Their  third  single  "The  Stranger", released  on  their  own  Black  Eyes  label  ( named  after  Pete's  penchant  for  wearing  black  contact  lenses ) in  1982   is  so  similar  to  their  Liverpool  contemporaries  Echo  and  the  Bunnymen  you  think  it  must  be  a  tribute  of  some  sort  but  it  did  well  enough  on  the  independent  chart  to  get  them  a  record  deal  with  Epic  who  thought  they  had  their  own  Boy  George  with  Pete.

Their  first  single  for  Epic   "Misty  Circles"   in  May  1983  rather  strangely  seems  to  be  about  their  lack  of  success  and  consequent  crisis  of  confidence. It's  also  their  poorest  to  date, swapping  the  goth  rock  sound  for  juddery  electro-funk  but  it's  completely  tuneless.  Wayne  left  the  group  by  the  time  the  next  single  was  released  but  he  had  a  big  hand  in  the  writing  of  their  debut  album  and  played  on  the  next  three  singles.  The  follow  up  "What  I  Want  " is  so  slavishly  in  thrall  to  Blue  Monday   they  must  have  been  taking  the  piss.   It  makes  the  title  of  their  next  single  "I'd  Do  Anything"  all  too  appropriate. That's  a  spiky  chant   over  a  robotic  electro-funk  backing  that's  all  production  and  no  song.

With  three  flops , and  the  release  of  the  album  "Sophisticated  Boom  Boom"  held  over  for  want  of  a  hit.  the  band  were  in  last  chance  saloon  when  this  one  was  released. The  song  was  of  course  the  signature  hit  for  KC  and  the  Sunshine  Band  in  1975  epitomising  that  mid-seventies  hedonistic  excess,  topping  the  US  charts  and  reaching  number  4  here. Few  songs  evoke  that  period  better,  particularly  because  of   the  similarity  - noted  at  the  time -  between  the  backing  singers'  refrain  and  the  music  that  accompanied  the  Pearl  and  Dean  trailer  for  cinema  ads  throughout  the  seventies.

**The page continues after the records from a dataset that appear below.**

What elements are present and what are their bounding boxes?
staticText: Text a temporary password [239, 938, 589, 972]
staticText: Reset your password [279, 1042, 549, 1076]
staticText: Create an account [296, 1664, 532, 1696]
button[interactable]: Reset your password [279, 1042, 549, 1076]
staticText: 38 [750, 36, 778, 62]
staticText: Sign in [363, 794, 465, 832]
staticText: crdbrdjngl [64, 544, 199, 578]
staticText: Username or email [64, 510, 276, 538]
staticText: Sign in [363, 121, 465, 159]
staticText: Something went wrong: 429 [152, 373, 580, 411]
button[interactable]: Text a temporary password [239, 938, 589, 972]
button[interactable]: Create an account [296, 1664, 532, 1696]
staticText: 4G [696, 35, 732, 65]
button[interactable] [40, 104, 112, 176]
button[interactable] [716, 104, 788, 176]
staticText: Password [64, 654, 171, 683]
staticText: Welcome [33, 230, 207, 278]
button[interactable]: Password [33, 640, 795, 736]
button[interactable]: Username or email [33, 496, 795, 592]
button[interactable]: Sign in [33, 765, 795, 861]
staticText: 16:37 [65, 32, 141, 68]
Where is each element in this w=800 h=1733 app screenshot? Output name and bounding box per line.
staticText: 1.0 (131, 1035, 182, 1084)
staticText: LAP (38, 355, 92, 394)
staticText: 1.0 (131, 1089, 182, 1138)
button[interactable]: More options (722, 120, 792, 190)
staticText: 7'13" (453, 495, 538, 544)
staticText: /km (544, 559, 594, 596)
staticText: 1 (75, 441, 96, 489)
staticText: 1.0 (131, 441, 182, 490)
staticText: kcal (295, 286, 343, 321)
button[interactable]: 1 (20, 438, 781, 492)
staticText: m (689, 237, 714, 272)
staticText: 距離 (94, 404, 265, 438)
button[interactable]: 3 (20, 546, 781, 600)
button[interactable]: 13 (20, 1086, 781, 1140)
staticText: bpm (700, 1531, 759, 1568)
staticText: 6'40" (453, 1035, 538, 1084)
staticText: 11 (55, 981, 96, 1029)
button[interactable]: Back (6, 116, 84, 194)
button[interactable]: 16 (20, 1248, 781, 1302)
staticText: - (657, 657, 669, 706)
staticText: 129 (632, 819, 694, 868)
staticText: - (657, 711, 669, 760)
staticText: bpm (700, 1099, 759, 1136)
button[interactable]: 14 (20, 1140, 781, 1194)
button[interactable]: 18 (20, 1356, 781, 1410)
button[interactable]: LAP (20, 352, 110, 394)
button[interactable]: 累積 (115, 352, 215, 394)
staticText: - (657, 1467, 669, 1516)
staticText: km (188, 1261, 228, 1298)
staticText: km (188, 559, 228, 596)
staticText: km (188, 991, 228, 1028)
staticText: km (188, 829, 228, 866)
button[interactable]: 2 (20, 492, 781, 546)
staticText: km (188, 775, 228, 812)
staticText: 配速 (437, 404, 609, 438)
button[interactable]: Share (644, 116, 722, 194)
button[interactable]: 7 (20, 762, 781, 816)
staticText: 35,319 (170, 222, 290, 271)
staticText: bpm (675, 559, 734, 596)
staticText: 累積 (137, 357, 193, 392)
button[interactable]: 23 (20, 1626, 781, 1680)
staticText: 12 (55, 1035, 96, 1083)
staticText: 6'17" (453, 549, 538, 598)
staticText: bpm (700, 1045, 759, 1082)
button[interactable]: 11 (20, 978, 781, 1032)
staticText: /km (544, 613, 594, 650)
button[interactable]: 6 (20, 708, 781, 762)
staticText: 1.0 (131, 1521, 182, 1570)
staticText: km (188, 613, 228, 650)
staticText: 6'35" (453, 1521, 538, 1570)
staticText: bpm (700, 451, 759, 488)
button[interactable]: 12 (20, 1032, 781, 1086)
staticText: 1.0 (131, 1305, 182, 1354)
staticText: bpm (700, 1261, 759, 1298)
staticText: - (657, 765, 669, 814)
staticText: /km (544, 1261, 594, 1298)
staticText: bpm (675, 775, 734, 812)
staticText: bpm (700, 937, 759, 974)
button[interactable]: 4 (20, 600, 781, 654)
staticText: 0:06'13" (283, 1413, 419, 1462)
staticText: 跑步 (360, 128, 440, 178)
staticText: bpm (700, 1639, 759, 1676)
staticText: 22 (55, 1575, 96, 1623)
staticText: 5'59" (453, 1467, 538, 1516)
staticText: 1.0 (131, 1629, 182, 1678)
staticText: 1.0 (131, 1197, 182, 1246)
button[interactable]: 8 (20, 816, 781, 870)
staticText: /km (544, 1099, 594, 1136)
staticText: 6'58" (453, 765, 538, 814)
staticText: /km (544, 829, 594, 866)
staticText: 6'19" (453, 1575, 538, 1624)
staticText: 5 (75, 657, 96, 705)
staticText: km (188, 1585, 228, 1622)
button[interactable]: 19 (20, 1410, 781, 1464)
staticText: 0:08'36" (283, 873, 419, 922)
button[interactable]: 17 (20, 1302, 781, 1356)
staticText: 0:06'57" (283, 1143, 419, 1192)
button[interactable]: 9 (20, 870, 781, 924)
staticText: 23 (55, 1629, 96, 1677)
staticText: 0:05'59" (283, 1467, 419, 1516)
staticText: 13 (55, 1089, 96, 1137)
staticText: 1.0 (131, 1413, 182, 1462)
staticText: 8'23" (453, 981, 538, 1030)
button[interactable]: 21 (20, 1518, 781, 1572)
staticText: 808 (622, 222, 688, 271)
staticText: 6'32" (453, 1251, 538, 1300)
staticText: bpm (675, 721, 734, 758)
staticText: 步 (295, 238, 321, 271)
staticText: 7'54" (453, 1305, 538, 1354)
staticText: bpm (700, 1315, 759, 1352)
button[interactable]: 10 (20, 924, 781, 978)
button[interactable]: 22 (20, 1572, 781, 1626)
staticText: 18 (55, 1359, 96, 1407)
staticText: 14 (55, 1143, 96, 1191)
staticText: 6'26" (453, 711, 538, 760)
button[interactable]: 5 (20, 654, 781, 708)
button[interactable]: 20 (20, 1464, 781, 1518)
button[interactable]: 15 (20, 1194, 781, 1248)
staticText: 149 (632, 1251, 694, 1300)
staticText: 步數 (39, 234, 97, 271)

Dead  Or  Alive's  version  keeps  the  horns  and  the  female  backing  singers  but  substitutes  a  sludgy  electro-dance  backing  track  for  the  original  funk  rhythms   and  adds  a  male  chant  of  "Keep  that , Keep  that  body  strong"  over  that  iconic  refrain  like  an  all-too-eighties  jackboot  trampling  on  a  hallowed  piece  of  memorabilia. Having  destroyed  the  best  bit  of  the  song , Pete  barks  out  the  lyrics  in  his  stentorian  snarl  and  it  becomes  a  charmless  grind.  He  appeared  on  Top  of  the  Pops  wearing  what  appeared  to  be  a  female  swimming  costume  which  emphasised  his,  erm,  package , aided  and  abetted  by  the  camera  man. Boy  George  didn't  miss  the  opportunity  to  bitch  saying  his  mum  thought it  was  disgusting  and  suggesting  Pete's  thighs  were  a  bit  wobbly. The  viewers  may  have  agreed  it  was  a  bit  much  as  the  single  only  climbed  three  places  after  the  performance.